On November 1st, 2007, If Gerald Joy was hoping for a little relaxation, he might have chosen the wrong job after his retirement. Joy commented that he was ready to give up his job in facilities management at the University of Maryland. David Nedved introduced Joy as his successor as the gambling administrator for Allegany County during the meeting with the county commissioners.

The decision comes after one of the most controversial issues in Allegany County Gambling history. The issue is whether new gambling machines that does not utilize preprinted ticket-it has the capability but it will be up to the player to acquire a ticket after each game-can operate within the bounds of the law in Allegany County.

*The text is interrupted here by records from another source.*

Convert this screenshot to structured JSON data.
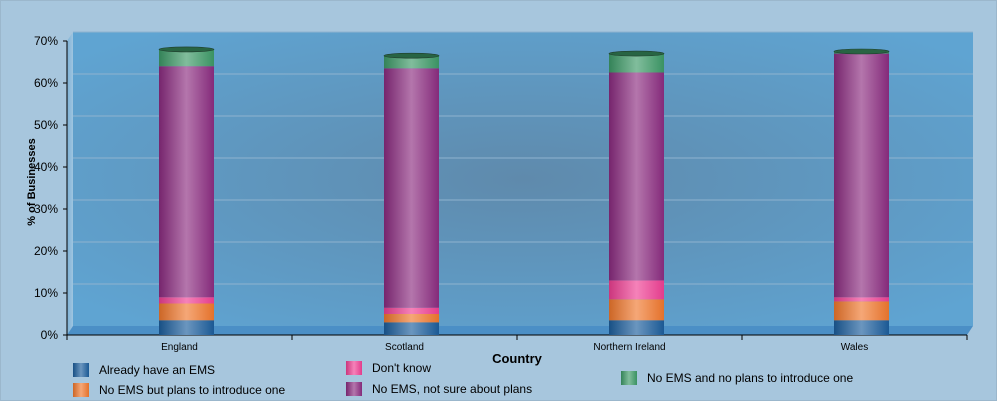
{
  "chart_data": {
    "type": "bar",
    "stacked": true,
    "xlabel": "Country",
    "ylabel": "% of Businesses",
    "ylim": [
      0,
      70
    ],
    "yticks": [
      "0%",
      "10%",
      "20%",
      "30%",
      "40%",
      "50%",
      "60%",
      "70%"
    ],
    "categories": [
      "England",
      "Scotland",
      "Northern Ireland",
      "Wales"
    ],
    "series": [
      {
        "name": "Already have an EMS",
        "color": "#1c5e9c",
        "values": [
          3.5,
          3,
          3.5,
          3.5
        ]
      },
      {
        "name": "No EMS but plans to introduce one",
        "color": "#f0782d",
        "values": [
          4,
          2,
          5,
          4.5
        ]
      },
      {
        "name": "Don't know",
        "color": "#ef3f93",
        "values": [
          1.5,
          1.5,
          4.5,
          1
        ]
      },
      {
        "name": "No EMS, not sure about plans",
        "color": "#8b2c80",
        "values": [
          55,
          57,
          49.5,
          58
        ]
      },
      {
        "name": "No EMS and no plans to introduce one",
        "color": "#3d9a67",
        "values": [
          4,
          3,
          4.5,
          0.5
        ]
      }
    ],
    "legend_position": "bottom",
    "grid": true
  }
}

Both examples of gambling machines function similarly and look like classic slot machines. But gamblers are playing with a set deck of cards of predetermined casino games. But with the slot machines, the chances of winning or losing are only by chance. Country State's Attorney Michael Twigg issued a statement in July that a slot machine manufactured by the Platinum Gambling Corporation, complied with the requirements by the Annotated Code of Maryland had decided that the Diamond Games Machines are legal.

The difference between the gambling machines is that it issues a ticket after each game. Nedved commented that the company possesses a patent on that feature of the machine. The Platinum Gaming Corporation will only issue a ticket after twenty five games or when the player chooses to end a turn. In September, the County Attorney William petitioned Twigg to reconsider his stance within 30 days.

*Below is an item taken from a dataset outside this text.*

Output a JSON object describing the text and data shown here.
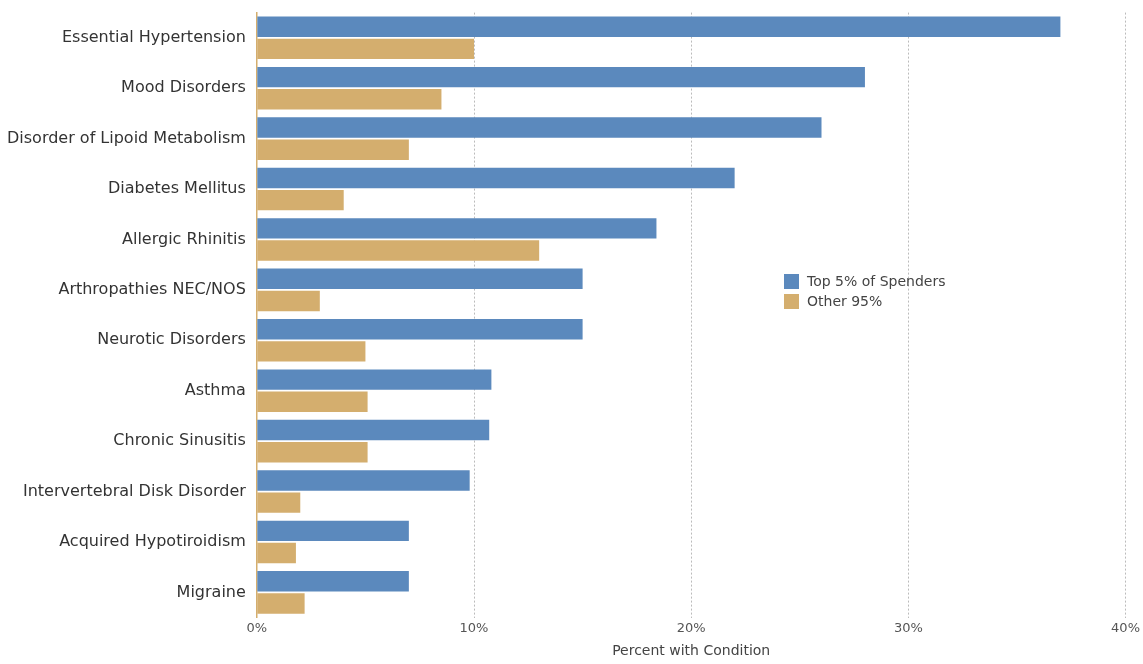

Twigg refused to do so and since rescinded his first view about whether the gambling machines complied with the boundaries of law or not. That waiting period recently expired. Nedved said that he had no choice but to pass another application for two similar slot machines manufactured by Pace-O-Matic.

Twigg said that Nedved's decision to approve the two machines a big mistake. Both sides said that they will petition the court to make a decision. On Tuesday, both Nedved and Joy together with county gambling inspector Otto Artfitch studied machines at the Good Fellowship Club in Fort Cumberland Post 13 American Legion and Lucky Sevens.

The pair of gambling machines were connected to the same server. A gambler on one gaming machine was competing for the same prize as a player on the second gambling machine. Nedved do not agree that the sign was important but felt that it would function. But some people might not be willing to take their time.

Officials of the Diamond Games have applauded the decision by Washington County commissioners to not allow machines that do not utilize pre-printed tickets. But Steve Phipps of Platinum that Washington County only created a monopoly. He added that a court ruling will result in the favor of Platinum.